Visualizo desde las sombras a los hombres de la armada patrullar cada rincón de la ciudad y sus alrededores; y reconozco entre ellos a algunos de mis krishnas, quienes ya se encontraban en el ejército desde antes del ataque y gracias a ellos las bajas no fueron mayores ya que corrieron a auxiliar rápidamente a sus hermanos.
Capto la atención de uno que se sobresalta al verme pero se recompone rápido y hace una pequeña reverencia ante mí en señal de respeto mientras me guía por unos callejones a oscuras, lejos de la mirada del resto.
Aslán se mantiene al margen del pueblo, montando guardia en el límite que divide la ciudad de la jungla.
Ni tan cerca para asustar; ni tan lejos para dejar de cuidarme.
El lugar apesta y las ratas corren de un lado a otro. La basura se acumula en las esquinas y las moscas reinan en el aire.

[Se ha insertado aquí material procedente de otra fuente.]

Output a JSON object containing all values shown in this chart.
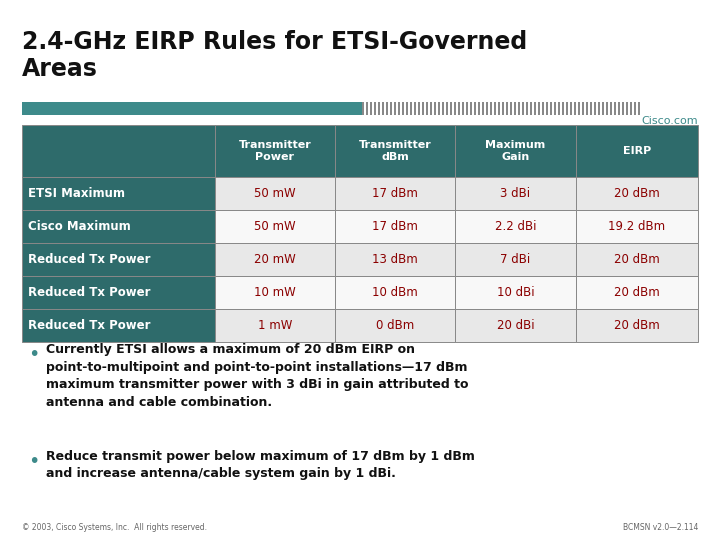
{
  "title": "2.4-GHz EIRP Rules for ETSI-Governed\nAreas",
  "bg_color": "#ffffff",
  "header_bar_teal": "#3d8a8a",
  "header_bar_gray": "#999999",
  "cisco_text": "Cisco.com",
  "cisco_color": "#3d8a8a",
  "table_header_bg": "#2e6b6b",
  "table_header_fg": "#ffffff",
  "table_label_bg": "#2e6b6b",
  "table_label_fg": "#ffffff",
  "table_row_bg_odd": "#e8e8e8",
  "table_row_bg_even": "#f8f8f8",
  "table_border_color": "#888888",
  "col_headers": [
    "",
    "Transmitter\nPower",
    "Transmitter\ndBm",
    "Maximum\nGain",
    "EIRP"
  ],
  "rows": [
    [
      "ETSI Maximum",
      "50 mW",
      "17 dBm",
      "3 dBi",
      "20 dBm"
    ],
    [
      "Cisco Maximum",
      "50 mW",
      "17 dBm",
      "2.2 dBi",
      "19.2 dBm"
    ],
    [
      "Reduced Tx Power",
      "20 mW",
      "13 dBm",
      "7 dBi",
      "20 dBm"
    ],
    [
      "Reduced Tx Power",
      "10 mW",
      "10 dBm",
      "10 dBi",
      "20 dBm"
    ],
    [
      "Reduced Tx Power",
      "1 mW",
      "0 dBm",
      "20 dBi",
      "20 dBm"
    ]
  ],
  "data_cell_color": "#8b0000",
  "bullet_color": "#3d8a8a",
  "text_color": "#111111",
  "bullet1": "Currently ETSI allows a maximum of 20 dBm EIRP on\npoint-to-multipoint and point-to-point installations—17 dBm\nmaximum transmitter power with 3 dBi in gain attributed to\nantenna and cable combination.",
  "bullet2": "Reduce transmit power below maximum of 17 dBm by 1 dBm\nand increase antenna/cable system gain by 1 dBi.",
  "footer_left": "© 2003, Cisco Systems, Inc.  All rights reserved.",
  "footer_right": "BCMSN v2.0—2.114"
}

Vuelvo a mi forma humana ante la vista impresionada del soldado bajo mis órdenes. Él me brinda la chaqueta de su uniforme para cubrirme de la desnudez y el frío de la noche, prenda que acepto gustosa.
—Nefyte —habla —aún no me adapto a verla de esta forma.
—¿Está todo listo? —pregunto ignorando su comentario anterior, pues carecemos de tiempo antes que el alba asome.
—Así es, mi señora —afirma —el anciano de la posada tiene serios problemas de visión. Difícilmente distingue formas, y su hijo, quien suele hacerse cargo del negocio, se encuentra fuera de la ciudad en este momento. La registramos con un nombre falso dado que son órdenes del rey avisar inmediatamente a la casa real si alguien escucha hablar de la marquesa Isabel Bridgeth.
—Perfecto, nadie puede saber que volví, al menos no por ahora. ¿Tienes las llaves de la habitación?